When I first caught sight of Daddy carrying Joey in his arms as he walked toward us, I was hoppin’ mad at my little brother for crossing that road again and scaring me into thinking I’d lost him in the corn. I waited to hear what Mama would say, especially about his wet clothes and hair, but I wasn’t expecting the sounds she started making. Before I could figure out what was wrong with Mama, Mrs. Wallace whisked me and her two girls away from the yard and straight into the kitchen. She told us to sit at the table and then she just started pacing across the floor making her own soft noises.
I stood up to look out the window but Mrs. Wallace shooed me away.
“Sit down, Michael,” she said. “Everyone just stay at the table!”
So I sat there starin’ at the paper and stickers and crayons I’d set out for Joey so he wouldn’t wake Mama when we came inside. When the minister came in to make a phone call, Mrs. Wallace made us all move to the living room and then she kept talking so I couldn’t hear anything the minister was sayin’. Mama and Daddy were still outside with Joey and all the people who’d come to help look for him.
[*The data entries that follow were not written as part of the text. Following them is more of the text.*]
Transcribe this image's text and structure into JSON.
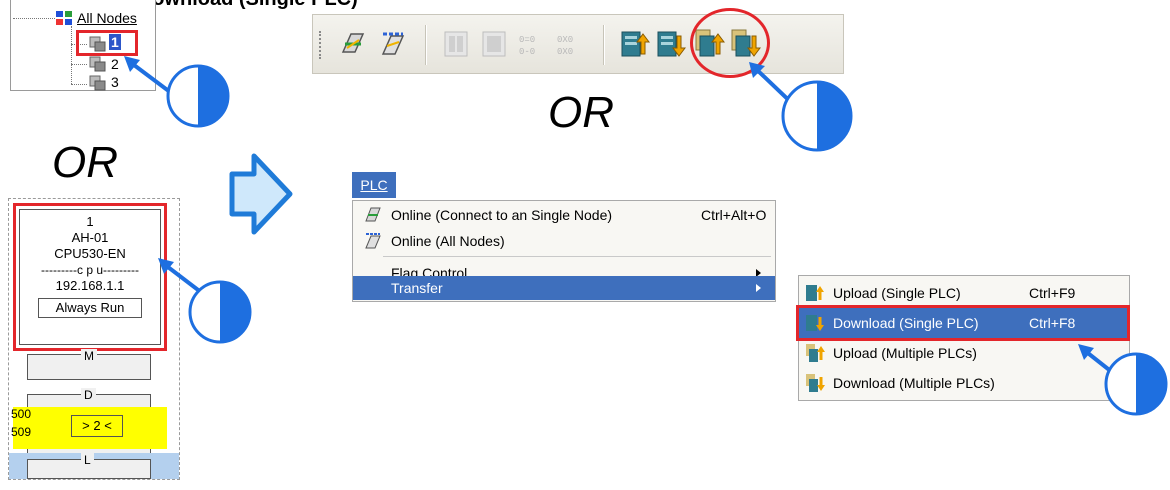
{
  "top_title": "g   Download (Single PLC)",
  "tree": {
    "root_label": "All Nodes",
    "nodes": [
      "1",
      "2",
      "3"
    ]
  },
  "or_label": "OR",
  "device": {
    "slot": "1",
    "model": "AH-01",
    "cpu_model": "CPU530-EN",
    "cpu_divider": "---------c p u---------",
    "ip": "192.168.1.1",
    "status": "Always Run",
    "modules": [
      {
        "label": "M"
      },
      {
        "label": "D"
      },
      {
        "label": "L"
      }
    ],
    "range_start": "500",
    "range_end": "509",
    "node_indicator": "> 2 <"
  },
  "menu": {
    "title": "PLC",
    "items": [
      {
        "label": "Online (Connect to an Single Node)",
        "shortcut": "Ctrl+Alt+O",
        "icon": "online-single-icon"
      },
      {
        "label": "Online (All Nodes)",
        "shortcut": "",
        "icon": "online-all-icon"
      },
      {
        "label": "Flag Control",
        "shortcut": "",
        "icon": ""
      },
      {
        "label": "Transfer",
        "shortcut": "",
        "icon": ""
      }
    ]
  },
  "submenu": {
    "items": [
      {
        "label": "Upload (Single PLC)",
        "shortcut": "Ctrl+F9",
        "icon": "upload-single-icon"
      },
      {
        "label": "Download (Single PLC)",
        "shortcut": "Ctrl+F8",
        "icon": "download-single-icon"
      },
      {
        "label": "Upload (Multiple PLCs)",
        "shortcut": "",
        "icon": "upload-multiple-icon"
      },
      {
        "label": "Download (Multiple PLCs)",
        "shortcut": "",
        "icon": "download-multiple-icon"
      }
    ]
  },
  "colors": {
    "highlight": "#3e6fbd",
    "callout_red": "#e3262b",
    "pointer_blue": "#1e6fe0",
    "arrow_fill": "#cfe8fb",
    "node_yellow": "#ffff00",
    "selected_row": "#b4d0ee"
  }
}
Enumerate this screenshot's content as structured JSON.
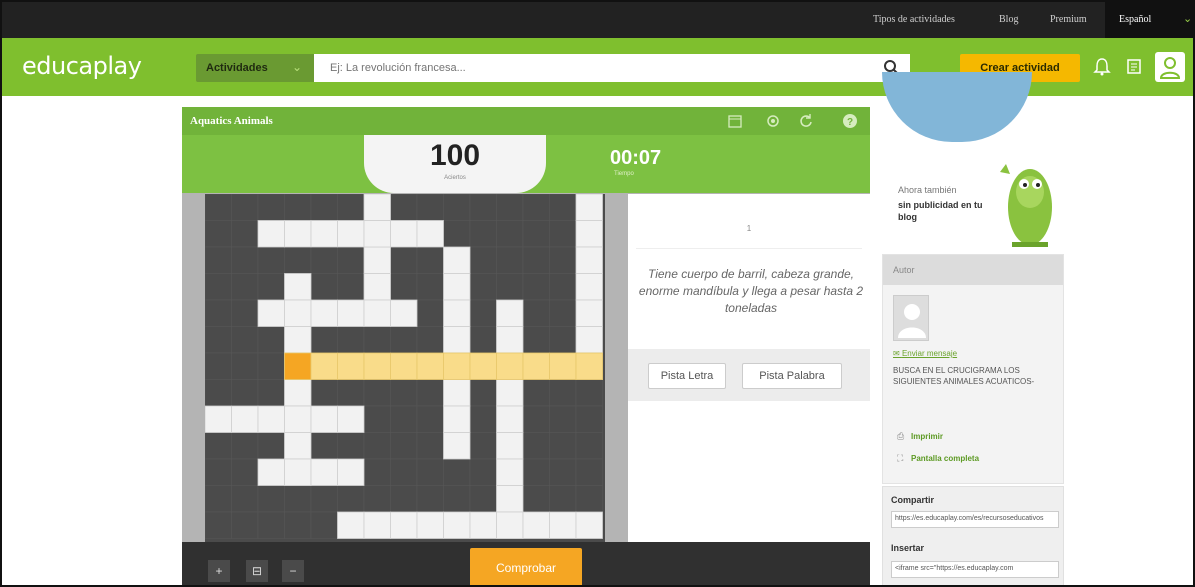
{
  "topbar": {
    "links": [
      "Tipos de actividades",
      "Blog",
      "Premium"
    ],
    "language": "Español"
  },
  "header": {
    "logo_a": "educa",
    "logo_b": "play",
    "activities_label": "Actividades",
    "search_placeholder": "Ej: La revolución francesa...",
    "create_label": "Crear actividad"
  },
  "game": {
    "title": "Aquatics Animals",
    "score": "100",
    "score_label": "Aciertos",
    "time": "00:07",
    "time_label": "Tiempo",
    "clue_number": "1",
    "clue_text": "Tiene cuerpo de barril, cabeza grande, enorme mandíbula y llega a pesar hasta 2 toneladas",
    "hint_letter": "Pista Letra",
    "hint_word": "Pista Palabra",
    "check_label": "Comprobar",
    "zoom_in": "+",
    "zoom_reset": "⊟",
    "zoom_out": "−"
  },
  "sidebar": {
    "promo_line1": "Ahora también",
    "promo_line2": "sin publicidad en tu blog",
    "author_header": "Autor",
    "send_message": "Enviar mensaje",
    "description": "BUSCA EN EL CRUCIGRAMA LOS SIGUIENTES ANIMALES ACUATICOS-",
    "print_label": "Imprimir",
    "fullscreen_label": "Pantalla completa",
    "share_label": "Compartir",
    "share_value": "https://es.educaplay.com/es/recursoseducativos",
    "embed_label": "Insertar",
    "embed_value": "<iframe src=\"https://es.educaplay.com"
  },
  "colors": {
    "brand_green": "#7fbf2e",
    "accent_yellow": "#f5b800",
    "highlight_row": "#f9dc8a",
    "active_cell": "#f5a623"
  }
}
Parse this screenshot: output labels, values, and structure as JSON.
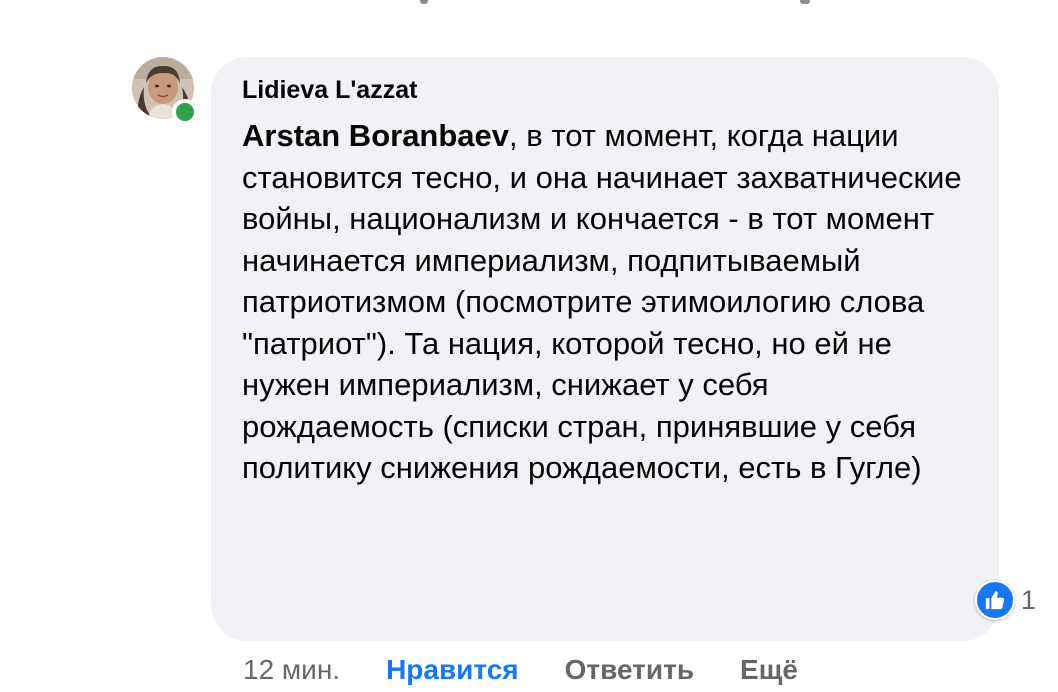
{
  "comment": {
    "author": "Lidieva L'azzat",
    "mention": "Arstan Boranbaev",
    "body": ", в тот момент, когда нации становится тесно, и она начинает захватнические войны, национализм и кончается - в тот момент начинается империализм, подпитываемый патриотизмом (посмотрите этимоилогию слова \"патриот\"). Та нация, которой тесно, но ей не нужен империализм, снижает у себя рождаемость (списки стран, принявшие у себя политику снижения рождаемости, есть в Гугле)",
    "online": true
  },
  "reaction": {
    "icon": "like-icon",
    "count": "1",
    "color": "#1877f2"
  },
  "actions": {
    "time": "12 мин.",
    "like_label": "Нравится",
    "reply_label": "Ответить",
    "more_label": "Ещё"
  },
  "colors": {
    "bubble": "#f0f2f5",
    "accent": "#1877f2",
    "secondary_text": "#65676b",
    "online": "#31a24c"
  }
}
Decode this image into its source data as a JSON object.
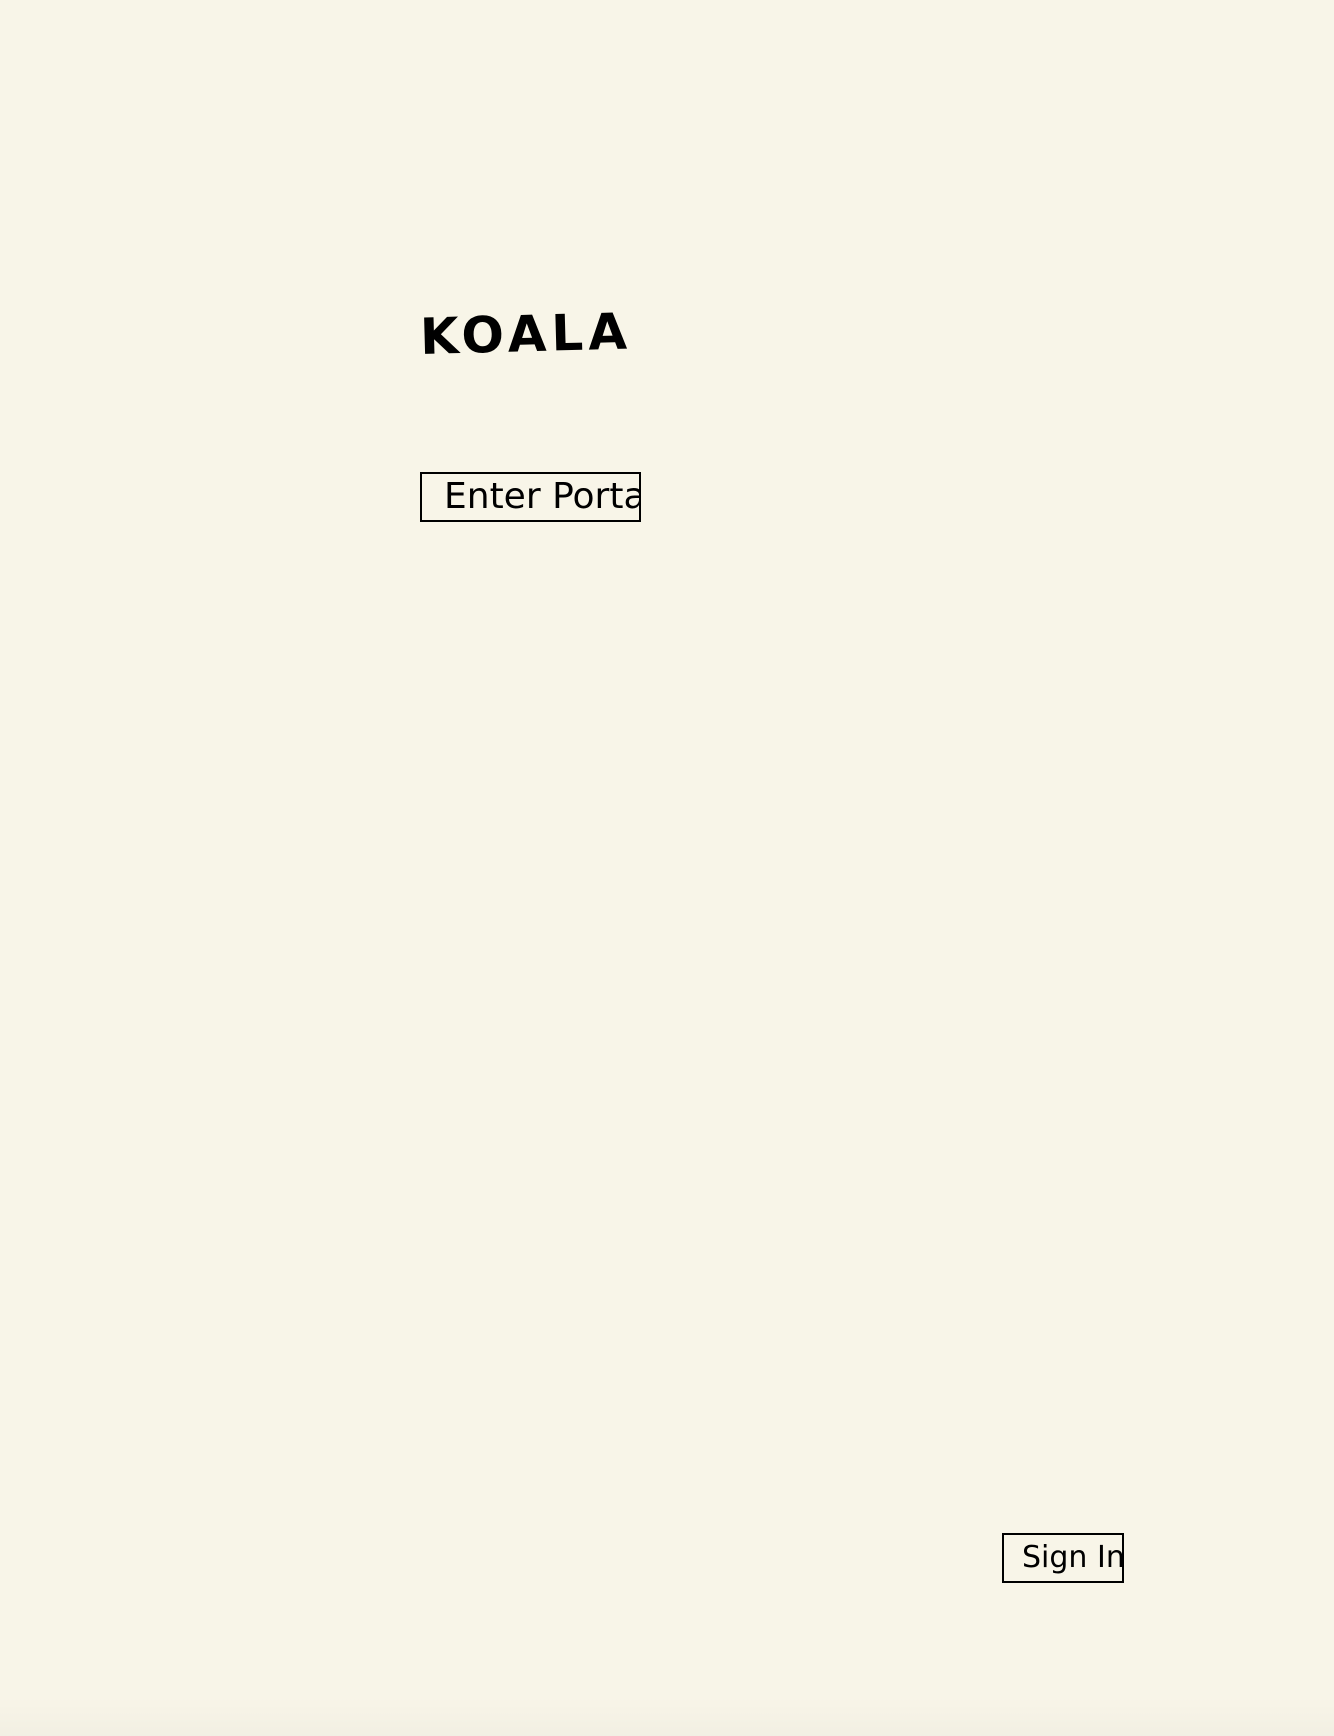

I knew by then that things were bad. Something cold and heavy was sliding around in my body and I had to pee, but I was too scared to move. So I just sat on the couch waiting and waiting and waiting until the minister came into the living room and sat beside me. Mrs. Wallace stood up then and disappeared with her two girls real fast. The minister touched my arm. I didn’t want to hear him say it, but he did anyway.
Mama had to go to the hospital because of the baby. Daddy said the shock might make the baby come too soon and it wasn’t ready to be born yet. No one said out loud that everything was my fault, but they didn’t need to. I knew it in my bones.
After, I took all my plastic soldiers to the pond and I threw them in one after another. Even Chewed-up Man, my best fighter. I watched them sink to the bottom of the pond and I wished I could follow them. I wanted so badly to disappear. But Daddy said that when Mama came home, she would need my help more than ever and he was still countin’ on me to be the Man of the House.
“Can you do that? Can you help your Mama and try to make things easy for her?” Daddy asked.
I nodded, but I wondered why Mama would ever count on me to help her again. I figured no one had told Daddy yet that I was the one watchin’ Joey when he went to the pond. When she came home, Mama would tell him, and then he’d know the awful truth about his ‘Man of the House’.
It was worst at night. I would fall asleep with the missing weight of my little brother pressin’ on me like a heavy stone. And then I would dream about all my drowned soldiers and a baby that didn’t want to be born.
But mostly, I dreamed about findin’ Joey in that cornfield.